Dalam penyuluhan tersebut, peserta mendapatkan materi mengenai pentingnya aktivitas fisik, konsumsi gizi seimbang, menjaga kebersihan diri dan lingkungan, serta menghindari berbagai perilaku yang dapat meningkatkan risiko penyakit tidak menular.

 

Tim kesehatan menyampaikan materi melalui presentasi interaktif, video edukatif, diskusi, dan sesi tanya jawab. Para siswa juga diajak mengevaluasi kebiasaan sehari-hari, mulai dari pola sarapan, konsumsi minuman manis, hingga durasi penggunaan gawai yang dapat memengaruhi kesehatan.

 

Edukasi Pencegahan Skoliosis

 

Selain mengampanyekan GERMAS, mahasiswa Profesi Fisioterapis UMS memberikan edukasi mengenai pencegahan skoliosis pada remaja.

 

Materi yang disampaikan meliputi pengenalan skoliosis, faktor risiko, tanda dan gejala awal, pentingnya deteksi dini, hingga cara mencegah kelainan tulang belakang melalui penerapan postur tubuh yang benar.

 

Mahasiswa juga memperagakan Adam’s Forward Bend Test, metode sederhana yang dapat digunakan untuk mendeteksi kelainan bentuk tulang belakang sejak dini.

 

Tak hanya itu, siswa diajak mempraktikkan berbagai latihan sederhana seperti peregangan otot punggung, latihan penguatan otot inti (core stability), serta teknik duduk dan berdiri dengan postur yang benar.

 

Rajwa mengatakan kegiatan tersebut menjadi pengalaman berharga bagi mahasiswa karena dapat mengaplikasikan kompetensi fisioterapi secara langsung di tengah masyarakat.

 

“Melalui kegiatan ini kami semua belajar bahwa peran fisioterapis tidak hanya berada di rumah sakit atau klinik, tetapi juga melalui upaya promotif dan preventif di masyarakat.

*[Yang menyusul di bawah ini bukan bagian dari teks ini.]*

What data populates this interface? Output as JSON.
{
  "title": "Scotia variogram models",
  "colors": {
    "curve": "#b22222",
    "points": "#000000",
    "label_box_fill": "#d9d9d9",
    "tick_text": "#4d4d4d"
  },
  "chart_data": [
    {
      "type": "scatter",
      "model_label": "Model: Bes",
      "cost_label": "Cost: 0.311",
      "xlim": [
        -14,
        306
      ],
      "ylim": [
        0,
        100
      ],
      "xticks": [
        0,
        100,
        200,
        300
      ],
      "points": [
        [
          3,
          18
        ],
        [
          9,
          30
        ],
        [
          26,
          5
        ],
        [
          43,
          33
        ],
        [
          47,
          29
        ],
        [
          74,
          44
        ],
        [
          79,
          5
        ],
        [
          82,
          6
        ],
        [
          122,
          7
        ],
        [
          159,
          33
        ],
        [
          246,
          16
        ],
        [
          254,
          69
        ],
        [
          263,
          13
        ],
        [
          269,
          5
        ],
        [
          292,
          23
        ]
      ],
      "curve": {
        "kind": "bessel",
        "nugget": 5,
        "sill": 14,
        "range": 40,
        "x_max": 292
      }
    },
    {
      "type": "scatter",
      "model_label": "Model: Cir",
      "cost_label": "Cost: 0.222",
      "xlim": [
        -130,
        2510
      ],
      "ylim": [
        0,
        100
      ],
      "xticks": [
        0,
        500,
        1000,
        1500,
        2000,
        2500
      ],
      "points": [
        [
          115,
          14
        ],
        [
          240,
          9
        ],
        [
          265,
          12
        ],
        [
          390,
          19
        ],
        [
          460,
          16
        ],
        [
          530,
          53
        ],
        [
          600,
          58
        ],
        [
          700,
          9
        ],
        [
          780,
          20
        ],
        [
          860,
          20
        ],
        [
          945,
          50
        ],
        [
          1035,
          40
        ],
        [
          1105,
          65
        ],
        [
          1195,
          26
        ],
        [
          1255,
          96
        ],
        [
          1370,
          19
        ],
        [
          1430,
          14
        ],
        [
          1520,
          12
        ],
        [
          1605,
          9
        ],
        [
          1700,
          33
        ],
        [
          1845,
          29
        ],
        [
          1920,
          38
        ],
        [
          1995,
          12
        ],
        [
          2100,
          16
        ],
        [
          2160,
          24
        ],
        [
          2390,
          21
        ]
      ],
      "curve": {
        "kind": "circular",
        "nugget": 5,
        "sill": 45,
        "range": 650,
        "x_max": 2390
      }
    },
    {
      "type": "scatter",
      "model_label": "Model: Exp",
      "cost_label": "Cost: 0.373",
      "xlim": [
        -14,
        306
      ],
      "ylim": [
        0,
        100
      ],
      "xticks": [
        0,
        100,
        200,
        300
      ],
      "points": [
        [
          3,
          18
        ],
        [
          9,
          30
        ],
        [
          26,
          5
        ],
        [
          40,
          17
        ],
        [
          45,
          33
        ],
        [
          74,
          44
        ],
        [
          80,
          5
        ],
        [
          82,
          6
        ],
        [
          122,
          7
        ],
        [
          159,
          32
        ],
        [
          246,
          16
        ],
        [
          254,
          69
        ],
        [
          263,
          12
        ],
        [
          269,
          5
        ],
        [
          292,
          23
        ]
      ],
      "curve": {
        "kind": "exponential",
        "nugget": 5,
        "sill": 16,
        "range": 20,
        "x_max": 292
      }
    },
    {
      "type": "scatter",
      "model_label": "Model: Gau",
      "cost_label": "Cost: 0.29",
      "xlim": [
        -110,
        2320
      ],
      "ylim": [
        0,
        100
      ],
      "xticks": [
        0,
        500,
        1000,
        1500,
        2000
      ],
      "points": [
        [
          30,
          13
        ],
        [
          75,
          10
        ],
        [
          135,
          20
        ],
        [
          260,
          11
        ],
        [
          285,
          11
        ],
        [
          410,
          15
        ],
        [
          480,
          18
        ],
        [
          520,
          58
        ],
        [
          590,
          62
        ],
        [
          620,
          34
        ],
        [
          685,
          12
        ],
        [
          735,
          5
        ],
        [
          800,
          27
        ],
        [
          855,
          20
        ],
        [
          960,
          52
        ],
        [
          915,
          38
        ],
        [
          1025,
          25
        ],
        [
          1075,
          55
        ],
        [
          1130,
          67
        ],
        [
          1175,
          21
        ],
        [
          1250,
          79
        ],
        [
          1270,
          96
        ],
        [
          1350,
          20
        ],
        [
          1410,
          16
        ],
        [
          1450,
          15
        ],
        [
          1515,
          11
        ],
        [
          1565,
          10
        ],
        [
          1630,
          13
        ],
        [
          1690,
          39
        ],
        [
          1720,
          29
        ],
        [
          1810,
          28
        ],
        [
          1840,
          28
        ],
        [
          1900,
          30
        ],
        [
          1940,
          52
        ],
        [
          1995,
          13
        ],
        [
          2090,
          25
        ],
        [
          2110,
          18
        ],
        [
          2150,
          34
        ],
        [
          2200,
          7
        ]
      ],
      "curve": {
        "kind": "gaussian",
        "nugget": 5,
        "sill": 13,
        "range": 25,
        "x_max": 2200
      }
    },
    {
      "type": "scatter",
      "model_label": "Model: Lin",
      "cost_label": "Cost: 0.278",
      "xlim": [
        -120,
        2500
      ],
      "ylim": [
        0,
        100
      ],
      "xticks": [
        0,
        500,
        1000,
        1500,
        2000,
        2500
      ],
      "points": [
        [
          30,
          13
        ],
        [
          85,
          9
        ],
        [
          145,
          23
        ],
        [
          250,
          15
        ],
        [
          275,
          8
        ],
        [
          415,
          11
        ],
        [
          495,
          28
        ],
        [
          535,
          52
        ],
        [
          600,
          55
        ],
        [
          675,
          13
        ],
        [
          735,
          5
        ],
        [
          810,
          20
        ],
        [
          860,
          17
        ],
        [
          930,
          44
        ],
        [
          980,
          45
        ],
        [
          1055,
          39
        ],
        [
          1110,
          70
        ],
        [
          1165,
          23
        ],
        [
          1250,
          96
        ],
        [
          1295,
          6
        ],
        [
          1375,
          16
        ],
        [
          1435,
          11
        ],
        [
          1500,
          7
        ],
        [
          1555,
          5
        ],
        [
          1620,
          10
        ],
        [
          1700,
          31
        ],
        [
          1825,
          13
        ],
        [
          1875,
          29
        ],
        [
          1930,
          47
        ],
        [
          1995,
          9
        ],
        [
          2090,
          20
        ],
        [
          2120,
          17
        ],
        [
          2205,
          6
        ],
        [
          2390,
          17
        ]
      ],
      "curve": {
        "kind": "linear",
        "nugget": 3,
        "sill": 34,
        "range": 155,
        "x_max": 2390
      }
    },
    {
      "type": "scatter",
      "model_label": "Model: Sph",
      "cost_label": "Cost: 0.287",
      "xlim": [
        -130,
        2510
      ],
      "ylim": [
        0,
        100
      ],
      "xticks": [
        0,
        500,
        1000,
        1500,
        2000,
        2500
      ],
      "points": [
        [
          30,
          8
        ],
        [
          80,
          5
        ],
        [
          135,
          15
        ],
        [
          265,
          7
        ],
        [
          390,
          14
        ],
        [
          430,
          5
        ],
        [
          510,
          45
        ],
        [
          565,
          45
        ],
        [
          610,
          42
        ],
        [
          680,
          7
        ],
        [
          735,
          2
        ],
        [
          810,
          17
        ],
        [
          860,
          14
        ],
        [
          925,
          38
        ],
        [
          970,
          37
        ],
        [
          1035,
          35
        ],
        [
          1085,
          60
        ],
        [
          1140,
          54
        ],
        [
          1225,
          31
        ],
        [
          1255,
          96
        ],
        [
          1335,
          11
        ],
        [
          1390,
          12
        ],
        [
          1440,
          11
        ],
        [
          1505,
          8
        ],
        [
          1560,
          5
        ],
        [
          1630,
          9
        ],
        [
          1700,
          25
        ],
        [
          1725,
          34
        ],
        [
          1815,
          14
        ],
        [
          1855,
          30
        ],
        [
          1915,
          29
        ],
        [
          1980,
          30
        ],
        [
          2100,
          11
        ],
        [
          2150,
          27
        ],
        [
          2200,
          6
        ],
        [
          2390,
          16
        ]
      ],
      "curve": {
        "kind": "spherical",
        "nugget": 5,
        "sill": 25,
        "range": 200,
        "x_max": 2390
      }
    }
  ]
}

Edukasi kesehatan yang komunikatif mampu meningkatkan pemahaman siswa untuk menerapkan gaya hidup sehat sejak usia remaja,” katanya.

 

Ia berharap sinergi antara perguruan tinggi, sekolah, dan fasilitas pelayanan kesehatan terus berlanjut sehingga budaya hidup sehat semakin mengakar di lingkungan pendidikan.

 

Sekolah Dinilai Strategis Tanamkan Budaya Sehat

 

Dokter Puskesmas Polokarto, dr. Aji Nugroho, menilai sekolah merupakan tempat yang sangat strategis untuk membangun kebiasaan hidup sehat karena sebagian besar waktu remaja dihabiskan di lingkungan pendidikan.

 

“Sekolah merupakan tempat yang sangat strategis untuk menanamkan budaya hidup sehat. Melalui Kampanye GERMAS ini kami berharap peserta didik tidak hanya memahami materi yang disampaikan, tetapi juga mampu mengubahnya menjadi kebiasaan sehari-hari. Apabila perilaku hidup sehat sudah diterapkan sejak usia remaja, maka akan terbentuk generasi yang lebih sehat, produktif, dan berkualitas,” ujarnya.

 

Menurutnya, meningkatnya kasus penyakit tidak menular seperti hipertensi, diabetes melitus, penyakit jantung, dan obesitas menuntut pendekatan promotif melalui edukasi sejak usia sekolah.

 

Senada dengan itu, narasumber dari Dinas Kesehatan Kabupaten Sukoharjo, Suparmi, menegaskan bahwa masa remaja merupakan periode penting dalam pembentukan kebiasaan hidup sehat.

 

“Remaja merupakan kelompok usia yang sangat penting untuk mendapatkan edukasi kesehatan karena pada masa inilah kebiasaan hidup seseorang mulai terbentuk. Melalui Kampanye GERMAS, kami berharap para siswa memahami bahwa menjaga kesehatan tidak harus menunggu sakit,” tuturnya.

 

Kegiatan tersebut mendapat apresiasi dari Kepala SMA Muhammadiyah Pondok Pesantren Imam Syuhodo. Ia berharap materi yang diterima siswa tidak berhenti sebagai pengetahuan, tetapi menjadi kebiasaan sehari-hari yang membentuk karakter peserta didik.

 

Melalui kampanye GERMAS dan edukasi pencegahan skoliosis, mahasiswa Profesi Fisioterapis UMS berharap para pelajar mampu menerapkan pola hidup sehat secara konsisten, menjaga postur tubuh sejak dini, serta menjadi agen perubahan dalam membangun lingkungan sekolah yang lebih sehat, aktif, dan produktif. (*)

- Advertisement -
- Advertisement -

Terbaru!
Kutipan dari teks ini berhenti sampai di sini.